The passage is a parable. Jesus wasn't going to another country to be crowned king and returning -- he was talking about his death. He wasn't leaving money with his followers to invest -- he was leaving salvation, the truth about God, and gifts of the Spirit, and he expected them to be used wisely, to be invested with return. Likewise, he wasn't telling his followers to literally slay anyone.
When was it recorded that Jesus ever committed or encouraged any act of violence at all? The most violent thing ever recorded that he did was to drive the money changers out of the temple (Nucc's favorite Bible story, remember?) It said he made a whip of cords to drive the animals out, that he overturned the tables, that he made quite a scene -- and it doesn't say that he physically hurt one single animal or person. When he was arrested, and Peter cut the ear off of Malchus, the high priest's slave -- Jesus rebuked Peter and healed the man
So what does the passage mean? You know the traditional interpretation as well as I do. When Jesus comes back, if you don't want him to be your king, then you won't be in the kingdom of Heaven, you'll go to Hell. Outer darkness, weeping, gnashing of teeth, lake of fire.
Looking at all of the scriptures together, however, I'm leaning heavily toward the idea of universal salvation, and no literal Hell, at least not a place of eternal torment. There are some scriptures that certainly sound that way, though -- which explains why so many people believe in that doctrine. I'm still studying this concept of universal reconciliation, and how it all works, and I'm not sure what all I accept or believe, and what might be dogma that is a hold-over from my fundy days. But I know that even when I was in a Baptist or Pentecostal type church, I never had a peace about "the good Buddhist" -- IOW, how could a good, decent person who just happened to not be a Christian, or happened to not understand the idea of salvation through Jesus be condemned to the same eternal punishment in Hell as someone like Hitler? And how could an evil person, who lived a terribly wicked life, theoretically profess faith in Christ on their deathbed, and go to Heaven -- especially when the "good Buddhists" went to Hell? That never made sense to me.

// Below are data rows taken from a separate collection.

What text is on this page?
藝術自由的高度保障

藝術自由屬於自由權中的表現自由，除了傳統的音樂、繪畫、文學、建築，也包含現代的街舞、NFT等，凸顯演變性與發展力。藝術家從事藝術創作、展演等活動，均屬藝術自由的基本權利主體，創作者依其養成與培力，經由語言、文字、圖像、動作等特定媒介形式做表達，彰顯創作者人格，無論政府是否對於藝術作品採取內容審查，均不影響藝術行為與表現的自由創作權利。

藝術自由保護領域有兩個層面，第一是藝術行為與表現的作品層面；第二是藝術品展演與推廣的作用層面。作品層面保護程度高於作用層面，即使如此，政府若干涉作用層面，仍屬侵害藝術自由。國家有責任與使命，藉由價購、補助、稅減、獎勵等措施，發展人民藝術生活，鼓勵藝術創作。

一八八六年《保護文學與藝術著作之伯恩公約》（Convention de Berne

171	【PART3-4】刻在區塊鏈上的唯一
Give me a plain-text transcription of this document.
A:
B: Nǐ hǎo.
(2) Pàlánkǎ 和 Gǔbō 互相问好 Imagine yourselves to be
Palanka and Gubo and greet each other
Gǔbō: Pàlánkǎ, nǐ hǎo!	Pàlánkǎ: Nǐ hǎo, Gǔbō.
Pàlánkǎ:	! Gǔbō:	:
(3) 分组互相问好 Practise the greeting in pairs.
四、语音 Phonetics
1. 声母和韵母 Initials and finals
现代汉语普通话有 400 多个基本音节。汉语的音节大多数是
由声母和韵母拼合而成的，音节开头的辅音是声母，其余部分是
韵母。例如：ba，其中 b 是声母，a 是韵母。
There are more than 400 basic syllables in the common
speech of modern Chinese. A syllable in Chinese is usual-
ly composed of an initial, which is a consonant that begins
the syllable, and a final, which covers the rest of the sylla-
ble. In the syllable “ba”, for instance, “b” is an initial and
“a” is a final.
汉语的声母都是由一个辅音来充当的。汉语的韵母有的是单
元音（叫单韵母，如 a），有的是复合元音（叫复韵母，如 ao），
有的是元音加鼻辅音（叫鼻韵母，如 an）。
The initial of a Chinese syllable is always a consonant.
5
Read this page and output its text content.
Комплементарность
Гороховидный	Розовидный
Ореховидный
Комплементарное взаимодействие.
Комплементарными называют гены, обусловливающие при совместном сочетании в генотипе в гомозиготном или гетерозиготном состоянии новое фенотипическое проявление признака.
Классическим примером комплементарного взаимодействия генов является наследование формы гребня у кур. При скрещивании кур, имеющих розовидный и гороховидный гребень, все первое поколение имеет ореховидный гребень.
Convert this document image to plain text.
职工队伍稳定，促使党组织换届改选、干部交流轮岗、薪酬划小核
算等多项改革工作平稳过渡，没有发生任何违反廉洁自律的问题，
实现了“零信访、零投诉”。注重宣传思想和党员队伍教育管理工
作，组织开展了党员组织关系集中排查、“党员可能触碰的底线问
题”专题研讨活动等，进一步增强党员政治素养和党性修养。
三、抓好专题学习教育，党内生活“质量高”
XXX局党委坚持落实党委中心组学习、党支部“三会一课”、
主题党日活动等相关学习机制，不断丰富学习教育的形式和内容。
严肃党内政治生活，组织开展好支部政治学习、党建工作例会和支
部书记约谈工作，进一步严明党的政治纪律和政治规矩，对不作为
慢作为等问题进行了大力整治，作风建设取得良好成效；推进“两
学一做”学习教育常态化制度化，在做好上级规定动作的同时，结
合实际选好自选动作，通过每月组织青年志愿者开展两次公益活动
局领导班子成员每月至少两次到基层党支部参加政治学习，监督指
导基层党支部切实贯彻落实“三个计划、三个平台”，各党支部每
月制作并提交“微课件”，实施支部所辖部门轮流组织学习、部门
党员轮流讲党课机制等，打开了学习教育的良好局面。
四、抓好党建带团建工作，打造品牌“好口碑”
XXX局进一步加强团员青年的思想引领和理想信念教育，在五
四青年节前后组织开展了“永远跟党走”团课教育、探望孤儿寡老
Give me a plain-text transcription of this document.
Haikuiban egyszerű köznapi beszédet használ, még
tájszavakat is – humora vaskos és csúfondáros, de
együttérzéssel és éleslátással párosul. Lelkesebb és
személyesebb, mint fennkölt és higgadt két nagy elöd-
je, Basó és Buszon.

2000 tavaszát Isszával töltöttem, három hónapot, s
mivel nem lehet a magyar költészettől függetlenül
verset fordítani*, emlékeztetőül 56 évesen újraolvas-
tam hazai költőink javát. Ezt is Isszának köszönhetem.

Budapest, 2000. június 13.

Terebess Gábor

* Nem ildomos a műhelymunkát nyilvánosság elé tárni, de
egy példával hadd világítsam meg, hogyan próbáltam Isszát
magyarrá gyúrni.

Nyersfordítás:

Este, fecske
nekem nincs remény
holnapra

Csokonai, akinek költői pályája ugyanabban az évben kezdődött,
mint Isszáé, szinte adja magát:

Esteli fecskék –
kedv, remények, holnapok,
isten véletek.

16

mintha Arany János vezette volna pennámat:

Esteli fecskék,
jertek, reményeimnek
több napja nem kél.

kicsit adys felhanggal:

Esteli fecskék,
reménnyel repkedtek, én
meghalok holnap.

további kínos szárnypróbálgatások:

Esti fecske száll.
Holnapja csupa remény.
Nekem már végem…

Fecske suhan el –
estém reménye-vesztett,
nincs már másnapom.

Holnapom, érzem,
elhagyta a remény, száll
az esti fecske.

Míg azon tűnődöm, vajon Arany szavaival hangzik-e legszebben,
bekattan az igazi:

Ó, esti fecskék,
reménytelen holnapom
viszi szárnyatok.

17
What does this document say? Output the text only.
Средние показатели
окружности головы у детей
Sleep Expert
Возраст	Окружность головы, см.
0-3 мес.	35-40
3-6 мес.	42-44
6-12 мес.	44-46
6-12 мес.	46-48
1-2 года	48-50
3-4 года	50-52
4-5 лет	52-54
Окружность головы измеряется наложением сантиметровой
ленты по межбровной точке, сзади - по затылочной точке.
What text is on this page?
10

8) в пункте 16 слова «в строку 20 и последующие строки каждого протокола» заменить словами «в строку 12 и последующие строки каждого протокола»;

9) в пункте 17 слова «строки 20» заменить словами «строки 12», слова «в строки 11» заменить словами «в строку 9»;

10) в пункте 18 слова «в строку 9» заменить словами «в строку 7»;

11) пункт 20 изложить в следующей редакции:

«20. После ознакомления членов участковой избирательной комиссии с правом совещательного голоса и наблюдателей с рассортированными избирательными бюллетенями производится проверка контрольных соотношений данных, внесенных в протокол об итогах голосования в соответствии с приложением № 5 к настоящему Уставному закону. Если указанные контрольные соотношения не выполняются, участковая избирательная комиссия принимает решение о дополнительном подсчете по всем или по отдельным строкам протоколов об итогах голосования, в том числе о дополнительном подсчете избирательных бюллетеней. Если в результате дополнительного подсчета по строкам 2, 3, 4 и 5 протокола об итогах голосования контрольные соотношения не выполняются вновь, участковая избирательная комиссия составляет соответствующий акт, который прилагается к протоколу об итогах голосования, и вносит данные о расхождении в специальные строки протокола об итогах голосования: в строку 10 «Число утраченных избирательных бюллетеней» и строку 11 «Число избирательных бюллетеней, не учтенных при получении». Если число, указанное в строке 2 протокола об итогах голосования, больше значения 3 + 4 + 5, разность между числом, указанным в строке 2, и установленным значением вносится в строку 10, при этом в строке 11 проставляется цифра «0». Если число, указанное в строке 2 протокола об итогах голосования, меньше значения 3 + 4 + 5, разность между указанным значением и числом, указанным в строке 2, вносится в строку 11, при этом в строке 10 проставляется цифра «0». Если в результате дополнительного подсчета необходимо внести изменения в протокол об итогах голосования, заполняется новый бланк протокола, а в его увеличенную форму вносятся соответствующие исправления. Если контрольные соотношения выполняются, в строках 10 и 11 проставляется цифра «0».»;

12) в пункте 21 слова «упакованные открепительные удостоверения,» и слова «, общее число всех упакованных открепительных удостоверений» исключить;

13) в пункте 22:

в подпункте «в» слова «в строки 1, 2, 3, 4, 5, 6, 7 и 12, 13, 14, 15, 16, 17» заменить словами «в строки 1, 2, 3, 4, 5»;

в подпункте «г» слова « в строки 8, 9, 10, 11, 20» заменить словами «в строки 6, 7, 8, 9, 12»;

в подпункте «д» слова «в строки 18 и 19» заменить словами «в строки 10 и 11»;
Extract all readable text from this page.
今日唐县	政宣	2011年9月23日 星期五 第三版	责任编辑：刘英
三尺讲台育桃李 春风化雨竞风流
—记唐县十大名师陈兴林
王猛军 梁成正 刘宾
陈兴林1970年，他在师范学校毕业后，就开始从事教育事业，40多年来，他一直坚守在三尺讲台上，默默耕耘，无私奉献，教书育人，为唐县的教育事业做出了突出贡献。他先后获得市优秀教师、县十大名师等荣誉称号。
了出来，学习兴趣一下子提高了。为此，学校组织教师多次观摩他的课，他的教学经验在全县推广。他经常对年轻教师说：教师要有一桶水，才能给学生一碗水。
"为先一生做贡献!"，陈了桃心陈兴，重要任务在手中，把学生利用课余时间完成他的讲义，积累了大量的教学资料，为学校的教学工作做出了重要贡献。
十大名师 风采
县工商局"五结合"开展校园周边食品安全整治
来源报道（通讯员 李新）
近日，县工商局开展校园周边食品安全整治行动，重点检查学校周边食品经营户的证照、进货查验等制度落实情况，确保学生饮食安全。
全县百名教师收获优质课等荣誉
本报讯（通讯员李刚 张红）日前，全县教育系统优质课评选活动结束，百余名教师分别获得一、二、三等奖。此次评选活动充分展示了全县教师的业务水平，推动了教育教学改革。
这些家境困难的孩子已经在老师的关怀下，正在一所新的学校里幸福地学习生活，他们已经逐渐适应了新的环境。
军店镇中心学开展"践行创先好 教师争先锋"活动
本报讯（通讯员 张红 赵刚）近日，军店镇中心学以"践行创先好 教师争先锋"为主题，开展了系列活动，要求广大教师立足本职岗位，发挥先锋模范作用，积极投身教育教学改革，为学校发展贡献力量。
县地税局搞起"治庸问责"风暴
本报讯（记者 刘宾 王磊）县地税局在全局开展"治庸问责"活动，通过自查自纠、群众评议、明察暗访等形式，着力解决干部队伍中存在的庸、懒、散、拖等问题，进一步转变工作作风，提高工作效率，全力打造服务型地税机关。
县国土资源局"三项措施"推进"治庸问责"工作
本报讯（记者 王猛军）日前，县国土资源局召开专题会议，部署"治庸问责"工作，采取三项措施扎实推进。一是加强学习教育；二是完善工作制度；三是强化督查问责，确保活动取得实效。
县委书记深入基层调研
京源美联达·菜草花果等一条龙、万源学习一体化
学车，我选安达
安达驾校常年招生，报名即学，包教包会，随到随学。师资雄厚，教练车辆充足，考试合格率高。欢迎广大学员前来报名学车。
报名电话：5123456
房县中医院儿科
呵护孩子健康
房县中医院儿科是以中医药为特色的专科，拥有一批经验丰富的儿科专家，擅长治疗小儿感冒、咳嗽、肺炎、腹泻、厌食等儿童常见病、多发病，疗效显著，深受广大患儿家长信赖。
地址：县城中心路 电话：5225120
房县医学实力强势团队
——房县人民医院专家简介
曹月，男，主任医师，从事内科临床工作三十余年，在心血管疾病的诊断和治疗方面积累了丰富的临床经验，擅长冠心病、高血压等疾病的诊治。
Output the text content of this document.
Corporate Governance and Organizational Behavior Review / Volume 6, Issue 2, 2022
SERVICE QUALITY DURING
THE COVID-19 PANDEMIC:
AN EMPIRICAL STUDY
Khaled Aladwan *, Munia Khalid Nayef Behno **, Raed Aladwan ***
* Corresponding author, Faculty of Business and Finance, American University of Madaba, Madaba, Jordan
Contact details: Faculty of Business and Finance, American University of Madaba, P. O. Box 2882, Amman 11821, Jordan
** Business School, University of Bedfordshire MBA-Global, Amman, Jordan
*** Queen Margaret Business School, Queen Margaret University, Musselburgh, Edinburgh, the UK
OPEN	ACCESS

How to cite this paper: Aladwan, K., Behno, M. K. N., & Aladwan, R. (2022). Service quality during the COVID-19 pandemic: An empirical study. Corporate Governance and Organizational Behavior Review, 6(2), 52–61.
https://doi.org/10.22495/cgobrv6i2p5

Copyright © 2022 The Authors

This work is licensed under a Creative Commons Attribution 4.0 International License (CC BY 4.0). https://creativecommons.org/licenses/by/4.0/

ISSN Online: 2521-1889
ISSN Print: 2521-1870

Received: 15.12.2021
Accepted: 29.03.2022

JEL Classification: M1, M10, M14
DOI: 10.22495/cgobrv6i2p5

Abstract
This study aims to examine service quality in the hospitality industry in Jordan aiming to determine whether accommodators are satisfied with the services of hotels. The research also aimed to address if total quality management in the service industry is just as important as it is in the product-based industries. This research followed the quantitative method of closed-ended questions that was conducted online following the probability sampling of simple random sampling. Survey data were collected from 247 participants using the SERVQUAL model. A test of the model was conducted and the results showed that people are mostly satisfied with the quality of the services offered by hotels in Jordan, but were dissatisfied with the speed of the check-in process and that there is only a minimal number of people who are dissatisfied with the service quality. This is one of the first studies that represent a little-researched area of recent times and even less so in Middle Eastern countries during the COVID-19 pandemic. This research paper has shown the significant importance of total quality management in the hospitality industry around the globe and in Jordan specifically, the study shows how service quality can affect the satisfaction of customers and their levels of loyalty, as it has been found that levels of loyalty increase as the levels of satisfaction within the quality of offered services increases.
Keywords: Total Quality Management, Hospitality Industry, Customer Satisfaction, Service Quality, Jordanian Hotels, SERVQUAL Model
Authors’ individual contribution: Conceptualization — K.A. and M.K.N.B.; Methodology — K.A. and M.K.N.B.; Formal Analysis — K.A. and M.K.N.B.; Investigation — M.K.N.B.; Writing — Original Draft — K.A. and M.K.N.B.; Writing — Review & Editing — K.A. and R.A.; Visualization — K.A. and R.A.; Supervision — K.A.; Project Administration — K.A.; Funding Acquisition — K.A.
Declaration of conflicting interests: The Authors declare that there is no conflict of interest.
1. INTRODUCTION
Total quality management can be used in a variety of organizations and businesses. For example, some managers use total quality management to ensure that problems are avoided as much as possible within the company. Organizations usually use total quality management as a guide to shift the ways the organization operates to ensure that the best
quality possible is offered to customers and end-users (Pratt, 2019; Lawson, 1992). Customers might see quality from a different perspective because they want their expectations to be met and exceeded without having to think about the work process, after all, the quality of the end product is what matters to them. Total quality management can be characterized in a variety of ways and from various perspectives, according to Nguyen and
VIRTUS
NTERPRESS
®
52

The word translated "kill" is Greek katasphazo
, which means to "slaughter, strike down." Jesus was telling this to people near Jericho, who knew the story of King Archelaus who had slaughtered his enemies. There were other parallels, as well, that the listeners would recognize -- Archelaus went to a distant country to be appointed king.
Travelling to Be Appointed King (19:12)
"He said: 'A man of noble birth went to a distant country to have himself appointed king and then to return.' " (19:12)
Jesus is telling this as a "story," a parable. But his hearers in Jericho would have immediately brought to mind the story of one of Herod the Great's sons, Archelaus (mentioned once in the Bible in Matthew 2:22). The word "noble birth" is Greek eugenes, "pertaining to being of high status, 'well-born, high-born,' " and "to have himself appointed" is the common Greek word lambano, "receive," here having the meaning "take into one's possession, take, acquire." Archelaus went to Rome to receive his appointment as king over the opposition of his subjects who had also appealed to Rome. 
Who were Jesus' enemies at the time, those who would reject him as king? The Pharisees, the scribes, the chief priests, and members of the Sanhedrin.
Where are they now? Their political and religious power has been destroyed. They have been struck down. They certainly won't be around to oppose or reject him as king when he returns. Jesus could have been referring to the destruction of the Jerusalem, which he predicted (Mark 13).
And in answer to your question, no. If Jesus literally was telling his followers to bring his enemies before him and slaughter them -- no, that's not the Jesus I worship. He did not tell his followers to kill people.